5.      Organisasi pergerakan pada zaman jepang
Selama masa pendudukan Jepang, bangsa Indonesia dilarang membentuk organisasi sendiri. Akan tetapi, Jepang sendiri membentuk organisasi-organisasi bagi rakyat Indonesia dengan maksud dipersiapkan untuk membantu Jepang. Organisasi-organisasi ini pada akhirnya berbalik melawan Jepang.
a)      Gerakan Tiga A
Gerakan Tiga A merupakan organisasi propaganda untuk kepentingan perang Jepang.Organisasi ini berdiri pada bulan April 1942. Pimpinannya adalah Mr. Sjamsuddin.

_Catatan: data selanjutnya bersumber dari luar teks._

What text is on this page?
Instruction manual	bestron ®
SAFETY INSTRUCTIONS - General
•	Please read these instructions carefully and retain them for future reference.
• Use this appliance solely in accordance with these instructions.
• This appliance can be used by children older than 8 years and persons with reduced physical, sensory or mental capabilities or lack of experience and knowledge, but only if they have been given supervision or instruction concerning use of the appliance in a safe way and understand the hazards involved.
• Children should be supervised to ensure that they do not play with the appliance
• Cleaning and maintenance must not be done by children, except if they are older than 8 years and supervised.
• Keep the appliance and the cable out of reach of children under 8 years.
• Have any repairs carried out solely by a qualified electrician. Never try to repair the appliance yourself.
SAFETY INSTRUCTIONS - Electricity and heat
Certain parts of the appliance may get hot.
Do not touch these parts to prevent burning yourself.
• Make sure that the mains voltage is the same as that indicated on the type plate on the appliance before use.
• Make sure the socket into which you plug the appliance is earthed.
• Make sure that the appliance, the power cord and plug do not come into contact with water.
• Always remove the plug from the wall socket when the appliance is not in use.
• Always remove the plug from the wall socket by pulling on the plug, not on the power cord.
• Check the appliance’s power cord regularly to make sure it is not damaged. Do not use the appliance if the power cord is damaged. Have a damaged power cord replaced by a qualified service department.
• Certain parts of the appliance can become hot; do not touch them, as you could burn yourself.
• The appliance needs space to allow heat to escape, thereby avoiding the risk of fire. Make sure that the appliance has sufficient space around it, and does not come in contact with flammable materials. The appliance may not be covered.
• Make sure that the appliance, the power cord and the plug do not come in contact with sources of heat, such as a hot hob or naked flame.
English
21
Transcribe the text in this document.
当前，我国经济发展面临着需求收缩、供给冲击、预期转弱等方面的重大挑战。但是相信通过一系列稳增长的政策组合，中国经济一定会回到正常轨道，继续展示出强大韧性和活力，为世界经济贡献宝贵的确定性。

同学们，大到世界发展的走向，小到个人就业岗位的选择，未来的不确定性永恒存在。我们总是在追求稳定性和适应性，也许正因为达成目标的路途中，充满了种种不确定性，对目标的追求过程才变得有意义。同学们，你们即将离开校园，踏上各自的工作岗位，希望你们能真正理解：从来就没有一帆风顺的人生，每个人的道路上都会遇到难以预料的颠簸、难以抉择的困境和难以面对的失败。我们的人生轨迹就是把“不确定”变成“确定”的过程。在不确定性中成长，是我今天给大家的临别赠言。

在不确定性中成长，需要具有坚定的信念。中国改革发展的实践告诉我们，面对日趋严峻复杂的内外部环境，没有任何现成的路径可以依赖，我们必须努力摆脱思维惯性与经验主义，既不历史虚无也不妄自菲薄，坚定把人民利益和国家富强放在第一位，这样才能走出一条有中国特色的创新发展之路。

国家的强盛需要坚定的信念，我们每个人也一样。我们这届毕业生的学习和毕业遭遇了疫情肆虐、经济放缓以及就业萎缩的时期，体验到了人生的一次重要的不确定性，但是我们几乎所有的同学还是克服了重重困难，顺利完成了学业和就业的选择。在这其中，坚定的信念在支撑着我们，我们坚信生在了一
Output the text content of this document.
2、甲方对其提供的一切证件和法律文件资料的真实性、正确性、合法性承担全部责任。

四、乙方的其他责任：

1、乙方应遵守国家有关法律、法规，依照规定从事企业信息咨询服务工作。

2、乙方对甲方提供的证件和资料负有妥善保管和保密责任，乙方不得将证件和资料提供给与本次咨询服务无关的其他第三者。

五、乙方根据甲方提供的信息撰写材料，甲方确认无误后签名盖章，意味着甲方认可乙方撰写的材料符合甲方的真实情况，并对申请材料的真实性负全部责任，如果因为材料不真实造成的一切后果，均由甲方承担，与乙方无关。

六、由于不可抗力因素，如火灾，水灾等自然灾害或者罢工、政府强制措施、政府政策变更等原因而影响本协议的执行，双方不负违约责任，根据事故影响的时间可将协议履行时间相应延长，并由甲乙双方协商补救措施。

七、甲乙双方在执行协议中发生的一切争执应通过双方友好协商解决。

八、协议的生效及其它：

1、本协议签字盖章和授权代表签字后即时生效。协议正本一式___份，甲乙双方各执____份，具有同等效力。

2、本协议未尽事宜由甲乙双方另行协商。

b)      Putera (Pusat Tenaga Rakyat)
Pada tanggal 9 Maret 1943, diumumkan lahirnya gerakan baru yang disebut Pusat tenaga Rakyat atau Putera. Pemimpinnya adalah empat serangkai, yaitu Ir. Soekarno,Moh. Hatta, Ki Hadjar Dewantara, dan Mas Mansyur. Tujuan Putera menurut versi Ir. Soekarno adalah untuk membangun dan menghidupkan segala sesuatu yang telah dirobohkan oleh imperialisme Belanda. Adapun tujuan bagi Jepang adalah untuk memusatkan segala potensi masyarakat Indonesia dalam rangka membantu usaha perangnya
c)      Himpunan Kebaktian Rakyat Jawa (Jawa Hokokai)
Jepang mendirikan Jawa Hokokai pada tanggal 1 Januari 1944. Organisasi ini
diperintah langsung oleh kepala pemerintahan militer Jepang (Gunseikan). Latar belakang dibentuknya Jawa Hokokai adalah Jepang menyadari bahwa Putera lebih bermanfaat bagi pihak Indonesia daripada bagi pihak Jepang.
d)     Cuo Sangi In (Badan Pertimbangan Pusat)
e)      Majelis Islam A'laa Indonesia (MIAI)
MIAI merupakan organisasi yang berdiri pada masa penjajahan Belanda, tepatnya pada tahun 1937 di Surabaya. Pendirinya adalah K. H. Mas Mansyur dan kawan-kawan.
Organisasi ini tetap diizinkan berdiri pada masa pendudukan Jepang sebab merupakan gerakan anti-Barat dan hanya bergerak dalam bidang amal (sebagai baitulmal) serta penyelenggaraan hari-hari besar Islam saja.